Cannabis et santé respiratoire : quels liens ?
- Pradère P & al.
- Rev Mal Respir
- Caroline Guignot
- Résumé d’article
Les effets pulmonaires du cannabis consommé de façon chronique sous forme de joints restent controversés car les études distinguent rarement les effets respectifs de la substance psychoactive et ceux du tabac, consommé généralement dans le même temps. Une revue parue dans Revue des Maladies Respiratoires fait le point.
La fumée du cannabis mélangé au tabac comporte des substances psychoactives (THC et CBD), du monoxyde de carbone, de l’ammonium, du formaldéhyde, des phénols, des nitrosamines, des benzopyrènes. Leurs taux sont parfois supérieurs à ceux de la fumée de cigarettes seule, et leur potentiel de dépôt est parfois plus élevé, étant donné la durée d’inhalation plus longue des joints par rapport aux cigarettes.
Cannabis et cancer bronchique
Des liens entre consommation de cannabis et cancer bronchique peuvent logiquement être suspectés étant donné cette composition. D’ailleurs, les anomalies de la muqueuse bronchique qui ont été décrites semblent comparables, voire plus marquées que celles observées chez des fumeurs de tabac seul. Reste qu’aucun lien n’a été formellement décrit sur le plan clinique. Deux méta-analyses conduites à partir des études disponibles concluent à une absence de liens, mais elles sont limitées par l’hétérogénéité des profils et des anciennetés de consommation.
L’absence d’interrogatoire systématique spécifique à cette consommation et la sous-déclaration de consommation par les usagers de cette substance illicite complique encore la question : une étude ayant comparé la prévalence de la consommation de cannabis chez des patients atteints par un cancer bronchique à une population contrôle suggère une augmentation du risque, notamment chez les plus gros consommateurs.
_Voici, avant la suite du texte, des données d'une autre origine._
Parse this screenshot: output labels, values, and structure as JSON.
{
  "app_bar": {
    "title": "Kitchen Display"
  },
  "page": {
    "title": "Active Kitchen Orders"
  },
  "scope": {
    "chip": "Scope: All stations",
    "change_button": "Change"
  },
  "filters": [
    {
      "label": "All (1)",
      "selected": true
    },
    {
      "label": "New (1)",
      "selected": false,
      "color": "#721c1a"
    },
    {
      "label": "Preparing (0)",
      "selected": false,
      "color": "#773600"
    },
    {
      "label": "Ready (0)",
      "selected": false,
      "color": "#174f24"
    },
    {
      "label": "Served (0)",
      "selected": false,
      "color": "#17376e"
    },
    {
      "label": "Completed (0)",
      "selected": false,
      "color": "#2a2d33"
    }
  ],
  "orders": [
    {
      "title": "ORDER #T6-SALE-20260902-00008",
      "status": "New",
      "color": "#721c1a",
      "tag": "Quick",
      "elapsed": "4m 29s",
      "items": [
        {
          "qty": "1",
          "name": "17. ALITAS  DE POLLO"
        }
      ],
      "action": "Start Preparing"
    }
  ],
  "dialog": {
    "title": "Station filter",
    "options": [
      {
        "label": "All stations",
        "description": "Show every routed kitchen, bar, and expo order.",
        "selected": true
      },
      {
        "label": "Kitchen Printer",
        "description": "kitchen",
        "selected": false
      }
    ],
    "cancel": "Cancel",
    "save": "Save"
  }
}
Deux études françaises notent une proportion significative de sujets consommateurs actuels ou passés de cannabis parmi des patients atteints de cancer bronchique. L’une d’elle, KBP menée tous les 10 ans à l’échelle nationale, pourrait indirectement suggérer un lien entre ce cancer et le cannabis, étant donné l’incidence stable de la maladie chez les plus jeunes malgré la baisse régulière du tabagisme dans cette population.
Enfin, certains travaux conduits auprès de cohortes de jeunes patients semblent montrer un phénotype particulier de cancer, plus complexe à traiter, lié au tabagisme. De nouvelles études sont menées pour le confirmer.
Cannabis et maladies respiratoires chroniques
S’il existe quelques études contradictoires, la plupart des travaux menés pour évaluer les liens entre cannabis et bronchite chronique montrent une augmentation des symptômes de bronchite chronique chez les fumeurs fréquents de cannabis (≥ 52 au cours des 12 derniers mois), indépendamment de la consommation conjointe de tabac ou de l’existence éventuel d’asthme.
Concernant la BPCO (bronchopneumopathie chronique obstructive), les études menées chez des sujets jeunes ont des résultats incertains, mais celles conduites dans des cohortes de patients de plus de 40 ans montrent clairement un déclin régulier du VEMS avec le temps, la fonction respiratoire chez les plus gros consommateurs étant plus fortement impactée que celle des gros consommateurs de tabac.
L’emphysème pulmonaire pourrait être lié à l’effet cumulatif du tabac et du cannabis, sachant que le fumeur de cannabis présente une forme clinique particulière avec de larges bulles emphysémateuses. L’inhalation chronique de cannabis favoriserait aussi la survenue d’un pneumothorax ou d’un pneumomédiastin, généralement secondaires à l’emphysème.
L’inhalation de THC aurait un effet bronchodilatateur à court terme chez les sujets sains ou asthmatiques, comparable à celui provoqué par le salbutamol. Cependant, à plus long terme, un risque d’hypersensibilité au cannabis a été décrit, quelle que soit la voie de consommation, pouvant constituer un facteur aggravant de la pathologie asthmatique. Par ailleurs, l’inhalation chronique de cannabis augmenterait la capacité vitale forcée et la résistance des voies aériennes, avec une diminution de la diffusion alvéolo-capillaire.
Enfin, le sur-risque d’infection fongique respiratoire est nettement établi. Il est notamment expliqué par la contamination fréquente de la substance par certains Aspergillus. Les liens avec d’autres infections, notamment virales (influenza), ne sont pas établis.